McDonald’s rose the most in nine months after activist investor Bill Ackman said the world’s largest restaurant chain could be managed better, fuelling speculation that he’ll buy a stake and push for changes.
Ackman, whose Pershing Square Capital Management hedge fund was the second-largest investor in Burger King Worldwide, said today that McDonald’s could learn from its smaller rival. He declined to comment on whether he was taking a stake in McDonald’s.
“If McDonald’s were run like Burger King, the stock would go up a lot,” Ackman said in an interview on Bloomberg Television.
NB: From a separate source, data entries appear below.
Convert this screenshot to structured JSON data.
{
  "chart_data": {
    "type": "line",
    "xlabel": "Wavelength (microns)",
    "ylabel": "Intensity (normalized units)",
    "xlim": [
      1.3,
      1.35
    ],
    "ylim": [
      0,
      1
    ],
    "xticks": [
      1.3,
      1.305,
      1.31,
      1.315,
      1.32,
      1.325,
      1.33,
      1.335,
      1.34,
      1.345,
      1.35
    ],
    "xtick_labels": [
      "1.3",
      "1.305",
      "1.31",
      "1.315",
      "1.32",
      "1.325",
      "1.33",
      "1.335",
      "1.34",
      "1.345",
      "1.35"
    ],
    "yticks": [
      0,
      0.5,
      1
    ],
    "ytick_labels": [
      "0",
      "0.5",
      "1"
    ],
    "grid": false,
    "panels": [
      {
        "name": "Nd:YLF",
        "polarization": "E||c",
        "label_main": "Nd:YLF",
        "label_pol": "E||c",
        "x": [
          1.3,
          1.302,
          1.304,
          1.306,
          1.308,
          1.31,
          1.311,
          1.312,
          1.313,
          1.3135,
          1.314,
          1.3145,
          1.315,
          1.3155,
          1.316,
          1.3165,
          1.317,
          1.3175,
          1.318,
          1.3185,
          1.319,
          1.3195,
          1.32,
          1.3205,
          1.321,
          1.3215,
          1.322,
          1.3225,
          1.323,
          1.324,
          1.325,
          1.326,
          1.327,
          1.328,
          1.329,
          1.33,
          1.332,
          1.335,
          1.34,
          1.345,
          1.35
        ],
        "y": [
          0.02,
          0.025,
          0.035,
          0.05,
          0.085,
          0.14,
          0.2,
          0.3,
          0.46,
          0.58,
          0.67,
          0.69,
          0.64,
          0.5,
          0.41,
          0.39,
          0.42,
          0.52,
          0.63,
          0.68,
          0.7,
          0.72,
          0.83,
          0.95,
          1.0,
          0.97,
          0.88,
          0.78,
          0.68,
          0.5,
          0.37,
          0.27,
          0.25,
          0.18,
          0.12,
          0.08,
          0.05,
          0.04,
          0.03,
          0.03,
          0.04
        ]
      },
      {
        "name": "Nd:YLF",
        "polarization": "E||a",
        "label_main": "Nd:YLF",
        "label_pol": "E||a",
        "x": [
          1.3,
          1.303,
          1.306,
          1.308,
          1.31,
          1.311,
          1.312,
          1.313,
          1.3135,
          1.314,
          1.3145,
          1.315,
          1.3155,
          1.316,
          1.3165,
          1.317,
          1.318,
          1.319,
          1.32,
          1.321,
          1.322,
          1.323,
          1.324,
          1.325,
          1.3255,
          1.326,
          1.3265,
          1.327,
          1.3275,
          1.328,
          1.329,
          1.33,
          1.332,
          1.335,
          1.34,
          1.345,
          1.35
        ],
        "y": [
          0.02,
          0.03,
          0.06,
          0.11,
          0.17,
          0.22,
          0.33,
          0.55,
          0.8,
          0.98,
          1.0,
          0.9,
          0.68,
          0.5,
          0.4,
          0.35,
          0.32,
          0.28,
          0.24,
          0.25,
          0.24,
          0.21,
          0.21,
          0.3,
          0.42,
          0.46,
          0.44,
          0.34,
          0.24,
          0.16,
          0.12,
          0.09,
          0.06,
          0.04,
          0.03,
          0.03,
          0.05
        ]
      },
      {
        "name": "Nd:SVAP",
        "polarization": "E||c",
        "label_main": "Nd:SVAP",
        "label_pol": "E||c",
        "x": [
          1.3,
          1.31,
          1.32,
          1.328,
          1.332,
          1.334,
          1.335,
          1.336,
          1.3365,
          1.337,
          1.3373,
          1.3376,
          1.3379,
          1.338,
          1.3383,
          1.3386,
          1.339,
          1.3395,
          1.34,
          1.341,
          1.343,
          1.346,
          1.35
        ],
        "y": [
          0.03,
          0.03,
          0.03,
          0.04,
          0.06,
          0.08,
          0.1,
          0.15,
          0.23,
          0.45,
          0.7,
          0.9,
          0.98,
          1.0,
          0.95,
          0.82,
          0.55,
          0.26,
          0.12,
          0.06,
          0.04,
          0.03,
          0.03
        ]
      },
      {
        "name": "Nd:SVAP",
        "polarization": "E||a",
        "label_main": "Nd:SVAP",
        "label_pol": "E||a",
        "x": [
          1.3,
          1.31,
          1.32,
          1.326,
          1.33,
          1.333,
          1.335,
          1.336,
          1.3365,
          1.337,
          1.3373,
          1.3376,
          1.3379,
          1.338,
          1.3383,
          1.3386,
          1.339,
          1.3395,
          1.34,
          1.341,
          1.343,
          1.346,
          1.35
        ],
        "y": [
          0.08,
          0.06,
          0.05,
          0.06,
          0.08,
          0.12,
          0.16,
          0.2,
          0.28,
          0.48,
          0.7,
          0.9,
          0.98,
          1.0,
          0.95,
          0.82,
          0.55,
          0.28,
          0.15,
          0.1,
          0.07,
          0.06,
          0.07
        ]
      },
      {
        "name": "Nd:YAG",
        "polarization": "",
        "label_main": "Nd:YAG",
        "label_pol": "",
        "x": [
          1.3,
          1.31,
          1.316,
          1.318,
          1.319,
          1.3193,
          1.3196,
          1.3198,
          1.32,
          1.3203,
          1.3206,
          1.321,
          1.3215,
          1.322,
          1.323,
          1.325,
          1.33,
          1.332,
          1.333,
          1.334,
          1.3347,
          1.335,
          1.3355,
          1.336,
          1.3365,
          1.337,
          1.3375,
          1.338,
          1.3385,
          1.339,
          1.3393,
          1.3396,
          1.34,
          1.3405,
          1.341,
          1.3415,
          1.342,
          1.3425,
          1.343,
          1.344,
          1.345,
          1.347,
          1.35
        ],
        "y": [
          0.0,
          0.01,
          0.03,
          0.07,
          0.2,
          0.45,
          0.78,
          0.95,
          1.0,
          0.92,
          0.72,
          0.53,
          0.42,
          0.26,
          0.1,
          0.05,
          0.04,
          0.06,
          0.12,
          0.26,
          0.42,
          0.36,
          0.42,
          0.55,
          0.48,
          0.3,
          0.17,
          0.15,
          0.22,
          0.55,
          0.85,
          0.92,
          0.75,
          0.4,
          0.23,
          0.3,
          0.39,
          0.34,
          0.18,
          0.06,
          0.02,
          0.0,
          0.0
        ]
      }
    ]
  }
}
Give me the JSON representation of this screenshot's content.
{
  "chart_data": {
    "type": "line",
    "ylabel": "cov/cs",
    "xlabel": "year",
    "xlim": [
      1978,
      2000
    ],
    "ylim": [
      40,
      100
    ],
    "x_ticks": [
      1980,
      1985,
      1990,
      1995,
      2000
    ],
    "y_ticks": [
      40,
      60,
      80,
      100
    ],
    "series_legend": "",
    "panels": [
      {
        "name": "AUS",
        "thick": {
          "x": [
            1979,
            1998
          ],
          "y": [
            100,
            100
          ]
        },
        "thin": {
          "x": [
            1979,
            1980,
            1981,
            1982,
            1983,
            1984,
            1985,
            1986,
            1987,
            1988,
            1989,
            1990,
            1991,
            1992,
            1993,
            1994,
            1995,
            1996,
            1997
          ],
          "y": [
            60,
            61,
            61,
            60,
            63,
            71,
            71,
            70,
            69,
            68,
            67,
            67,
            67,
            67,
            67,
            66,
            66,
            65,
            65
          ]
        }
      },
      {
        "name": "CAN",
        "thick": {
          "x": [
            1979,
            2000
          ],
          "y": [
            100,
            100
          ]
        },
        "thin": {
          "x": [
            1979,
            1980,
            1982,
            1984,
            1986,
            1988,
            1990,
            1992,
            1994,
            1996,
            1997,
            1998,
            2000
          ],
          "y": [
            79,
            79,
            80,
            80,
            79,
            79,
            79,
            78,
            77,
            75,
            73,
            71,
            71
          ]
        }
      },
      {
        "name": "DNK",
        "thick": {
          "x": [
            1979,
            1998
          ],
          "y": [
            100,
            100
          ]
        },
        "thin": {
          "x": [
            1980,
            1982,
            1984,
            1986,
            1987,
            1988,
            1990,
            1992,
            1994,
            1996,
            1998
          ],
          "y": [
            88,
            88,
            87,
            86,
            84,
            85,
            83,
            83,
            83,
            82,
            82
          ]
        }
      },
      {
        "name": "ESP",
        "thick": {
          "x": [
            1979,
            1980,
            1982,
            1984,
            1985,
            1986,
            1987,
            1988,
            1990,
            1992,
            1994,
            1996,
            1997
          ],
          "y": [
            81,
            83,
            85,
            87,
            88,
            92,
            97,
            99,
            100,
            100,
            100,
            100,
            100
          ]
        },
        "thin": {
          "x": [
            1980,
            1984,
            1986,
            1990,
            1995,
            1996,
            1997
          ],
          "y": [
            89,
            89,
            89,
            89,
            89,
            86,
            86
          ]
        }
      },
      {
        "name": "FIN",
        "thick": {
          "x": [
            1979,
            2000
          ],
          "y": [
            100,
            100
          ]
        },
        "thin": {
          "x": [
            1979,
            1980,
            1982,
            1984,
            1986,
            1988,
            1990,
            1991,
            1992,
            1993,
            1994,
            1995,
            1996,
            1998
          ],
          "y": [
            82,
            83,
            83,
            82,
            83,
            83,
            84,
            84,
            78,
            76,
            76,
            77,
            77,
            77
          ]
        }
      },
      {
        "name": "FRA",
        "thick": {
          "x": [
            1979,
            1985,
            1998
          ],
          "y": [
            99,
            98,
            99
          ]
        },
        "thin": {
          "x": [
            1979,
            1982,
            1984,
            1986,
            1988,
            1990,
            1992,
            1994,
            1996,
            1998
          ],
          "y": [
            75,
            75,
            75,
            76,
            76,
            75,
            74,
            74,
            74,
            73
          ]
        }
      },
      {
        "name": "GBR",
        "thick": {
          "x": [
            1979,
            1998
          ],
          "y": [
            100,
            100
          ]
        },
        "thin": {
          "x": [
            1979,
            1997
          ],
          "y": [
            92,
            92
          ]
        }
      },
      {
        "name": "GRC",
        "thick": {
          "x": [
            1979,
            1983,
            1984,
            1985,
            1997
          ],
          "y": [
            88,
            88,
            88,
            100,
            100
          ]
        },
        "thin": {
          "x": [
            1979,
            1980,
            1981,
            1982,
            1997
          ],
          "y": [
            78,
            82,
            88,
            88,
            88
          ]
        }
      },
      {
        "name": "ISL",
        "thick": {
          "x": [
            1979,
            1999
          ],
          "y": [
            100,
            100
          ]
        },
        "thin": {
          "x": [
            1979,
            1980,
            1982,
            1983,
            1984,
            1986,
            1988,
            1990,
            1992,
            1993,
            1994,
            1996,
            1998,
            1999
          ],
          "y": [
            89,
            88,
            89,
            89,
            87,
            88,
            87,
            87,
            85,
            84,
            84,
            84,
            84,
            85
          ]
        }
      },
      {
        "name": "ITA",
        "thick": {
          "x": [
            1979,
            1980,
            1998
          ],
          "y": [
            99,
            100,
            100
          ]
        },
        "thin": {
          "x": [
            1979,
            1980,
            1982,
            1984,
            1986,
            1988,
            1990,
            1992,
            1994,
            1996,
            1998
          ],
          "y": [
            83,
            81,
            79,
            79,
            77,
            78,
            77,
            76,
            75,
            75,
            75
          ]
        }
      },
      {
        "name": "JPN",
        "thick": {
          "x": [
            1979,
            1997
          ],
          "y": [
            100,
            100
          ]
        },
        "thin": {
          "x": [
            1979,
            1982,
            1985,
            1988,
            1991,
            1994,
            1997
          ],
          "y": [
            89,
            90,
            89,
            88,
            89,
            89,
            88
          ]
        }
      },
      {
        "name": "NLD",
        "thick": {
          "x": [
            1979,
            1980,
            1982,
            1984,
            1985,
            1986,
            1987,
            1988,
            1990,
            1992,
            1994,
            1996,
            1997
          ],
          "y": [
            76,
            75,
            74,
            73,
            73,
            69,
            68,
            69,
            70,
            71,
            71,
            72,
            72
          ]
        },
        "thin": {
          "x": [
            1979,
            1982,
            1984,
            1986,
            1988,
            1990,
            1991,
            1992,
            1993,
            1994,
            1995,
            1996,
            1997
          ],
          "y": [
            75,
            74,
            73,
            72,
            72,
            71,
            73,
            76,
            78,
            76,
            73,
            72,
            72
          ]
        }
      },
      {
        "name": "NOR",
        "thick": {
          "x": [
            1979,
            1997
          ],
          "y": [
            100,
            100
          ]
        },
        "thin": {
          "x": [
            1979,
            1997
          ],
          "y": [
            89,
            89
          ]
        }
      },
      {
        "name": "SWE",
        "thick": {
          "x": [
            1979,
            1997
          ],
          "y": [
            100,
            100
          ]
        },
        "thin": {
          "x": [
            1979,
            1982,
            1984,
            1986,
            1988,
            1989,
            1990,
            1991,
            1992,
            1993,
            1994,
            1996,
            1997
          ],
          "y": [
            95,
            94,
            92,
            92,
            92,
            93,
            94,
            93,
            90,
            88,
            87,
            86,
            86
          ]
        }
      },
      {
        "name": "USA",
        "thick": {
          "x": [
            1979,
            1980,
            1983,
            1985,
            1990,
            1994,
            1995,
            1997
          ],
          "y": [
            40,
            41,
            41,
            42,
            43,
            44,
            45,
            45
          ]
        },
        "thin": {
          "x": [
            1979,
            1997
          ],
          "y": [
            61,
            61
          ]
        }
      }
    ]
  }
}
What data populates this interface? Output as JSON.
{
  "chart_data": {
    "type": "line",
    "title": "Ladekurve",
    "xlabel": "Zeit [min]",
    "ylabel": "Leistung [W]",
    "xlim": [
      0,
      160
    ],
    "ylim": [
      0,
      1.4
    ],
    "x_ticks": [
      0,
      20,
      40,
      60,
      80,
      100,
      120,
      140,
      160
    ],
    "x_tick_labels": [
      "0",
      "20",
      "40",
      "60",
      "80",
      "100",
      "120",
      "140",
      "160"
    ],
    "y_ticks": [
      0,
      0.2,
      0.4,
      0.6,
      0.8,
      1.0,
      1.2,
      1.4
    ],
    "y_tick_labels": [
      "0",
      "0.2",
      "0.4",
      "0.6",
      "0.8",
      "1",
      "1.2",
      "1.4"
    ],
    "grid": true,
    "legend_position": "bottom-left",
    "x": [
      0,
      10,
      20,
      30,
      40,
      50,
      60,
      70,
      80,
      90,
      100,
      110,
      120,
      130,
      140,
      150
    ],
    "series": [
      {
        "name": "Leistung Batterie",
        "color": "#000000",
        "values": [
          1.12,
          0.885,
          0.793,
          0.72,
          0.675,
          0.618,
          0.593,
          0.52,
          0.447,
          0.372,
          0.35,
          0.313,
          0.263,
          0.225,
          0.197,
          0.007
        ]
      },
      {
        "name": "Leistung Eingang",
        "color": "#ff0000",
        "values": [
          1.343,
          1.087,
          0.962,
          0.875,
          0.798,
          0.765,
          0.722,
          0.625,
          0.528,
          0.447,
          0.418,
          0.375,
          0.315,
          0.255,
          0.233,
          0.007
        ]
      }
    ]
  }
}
McDonald’s advanced 2.7 per cent to $91.09 at 12:32 p.m. in New York and earlier climbed as much as 3.6 per cent for the biggest intraday gain since 11 March. Oak Brook, Illinois-based McDonald’s had fallen 8.6 per cent this year through yesterday.
McDonald’s welcomes investment in the company and is focused on boosting shareholder value by improving its menu and service while creating a “more nimble US organization,” Becca Hary, a spokeswoman, said today in an e-mail. She declined to comment on whether McDonald’s had heard from Ackman.
Burger King completed its acquisition of Canadian coffee-shop chain Tim Hortons this month, becoming the world’s third-largest fast-food company and changing its name to Restaurant Brands International Inc. Ackman said that the company’s new name signals it is building a restaurant conglomerate that may make more acquisitions.
Since being purchased by Brazilian private-equity firm 3G Capital in a $4 billion leveraged buyout in 2010, Burger King has sold off all but a handful of its company-owned restaurants to reduce costs. There are about 13,900 Burger King restaurants worldwide, and more than 99 per cent are franchised. By contrast, about 90 per cent of McDonald’s 14,200 US locations are franchised.
Burger King more recently promoted value deals such as 10 packs of chicken nuggets for $1.49 and brought back customer favourites like chicken fries to lure American diners. The moves helped the company post a 3.6 per cent gain in US and Canadian same-store sales in the third quarter. McDonald’s had a 3.3 per cent drop in US same-store sales in the same period.
“There are some costs that could be taken out, but the real key is going to be driving same-store sales,” Jack Russo, an analyst at Edward Jones & Co. in St. Louis, said today in an interview. “When you see Burger King and Wendy’s up 1 to 2 per cent and McDonald’s in the US is down, it begs the question: What’s going on there?”
Russo, who recommends buying McDonald’s shares, said that while it’s difficult to know whether Ackman is taking a stake, his comments will spark speculation that he is.